Окруженного стрельцами Плещеева вывели из дворца и повезли на лобное место. Рассвирепевший же народ вырвал его из рук палача и, умертвив, повлек его в Москву-реку.

Но толпа после того не разошлась, а ударила в колокола: весь кремль наполнился мятежным народом.

Тогда, окруженный боярами и стрельцами, Борис Иванович Морозов мужественно вышел на красное крыльцо.

Обратился он к народу с речью, обещаясь именем царя рассмотреть все их обиды: но народ стал грозить и ему, и в толпе раздались крики: «Долой бояр! Смерть боярам!»

Морозов с ужасом должен был скрываться во дворце и защищать все входы.

Вдруг в толпе послышались голоса: «Идем к князьям Одоевскому и Львову»; а с другой стороны послышалось: «К дьяку Чистову»; «К боярам», — раздавалось со всех сторон.

Огромная народная масса разбилась на несколько частей и под руководством коноводов двинулась в разные стороны для расправы с ненавистными своими притеснителями: убили дьяка Чистова и бросились грабить боярские дома.

Между тем дворец осаждала огромная толпа; вскоре она усилилась еще возмутившимися стрелецкими слободами, так как те, участвуя в торге, подверглись всей силе закона о торговых людях, и притом они имели особую злобу на Морозова за его скупость и обсчет.

Окружив дворец, народ потребовал его выдачи, но там были закрыты все двери и выходы и в хоромах как будто все вымерли.

Наступила ночь. Народ расположился вокруг дворца. Явились котлы, дрова, и многие заварили себе пищу; а из разграбленных лавок и погребов подвозили сюда и пенного, и заморского вина, и пива, и меда бочками.

В народе появилось уже и оружие, и бивуак походил на военную осаду.

Часов в десять ночью у одного костра посредине площади сидело человек десять мужиков, напоминавших купеческую артель; ели они из одного котла и, окончив трапезу, запивали ее вином из ограбленной бочки, которую они завладели на площади.

Артель эта более всех шумела, что необходимо заставить дворец выдать Морозова, и поэтому она заняла на бивуаке самое почетное место и предводительствовала толпой, а наистарший в артели был высокий трехаршинный богатырь с подстриженной по-купечески бородой; за поясом у него торчали ярко сверкающий топор и татарский кинжал. Звали этого богатыря дядей Никитой, и народ уже успел узнать его имя, и поминутно являлись к нему посланники с докладом то из одной, то из другой группы народа, то о том, то о другом.

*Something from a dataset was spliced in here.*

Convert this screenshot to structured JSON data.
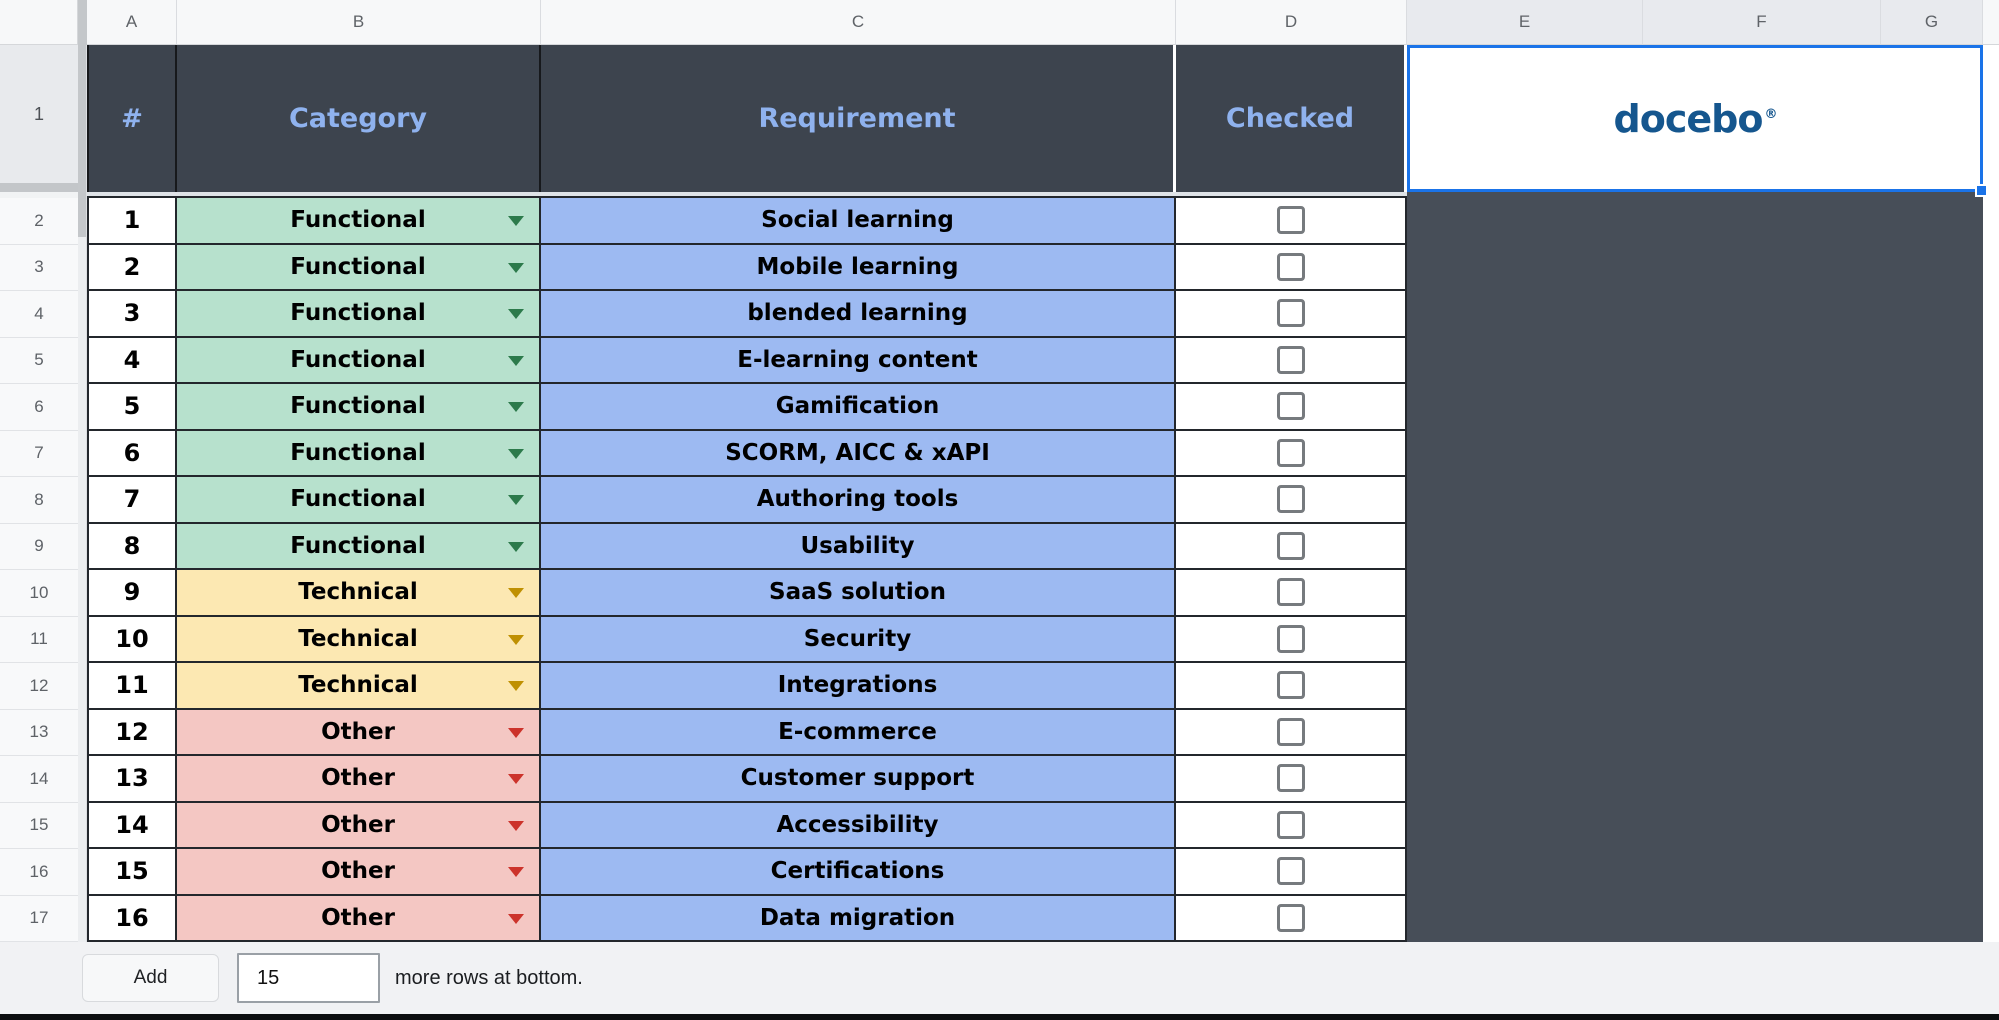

Но вот, едва артель окончила трапезу и огонь потух в ее костре, к ней как тень скользнула монашка и, нагнувшись к дяде Никите, шепнула ему на ухо:

— Я из дворца; царь в ужасе: царица и царевны полумертвые; бояре и стража до того оробели, что хотят выдать Морозова. Что делать?

— Я тотчас вломлюсь во дворец: народ туда не войдет, и все будет улажено. Доложи царю, пущай, как стану вламываться, впустят меня… Морозов пущай идет к царевне Татьяне Михайловне.

Монашка исчезла. С полчаса спустя дядя Никита ударил тревогу.

Народ окружил его.

Зычным своим голосом он закричал:

— Что мы будем здесь сидеть, как куры на яйцах; идем ко дворцу; коли не выдадут добром Морозова, вломимся в хоромы; а коли впустят, так вы останетесь с ребятами у дворца, а я один его разыщу и приведу к вам.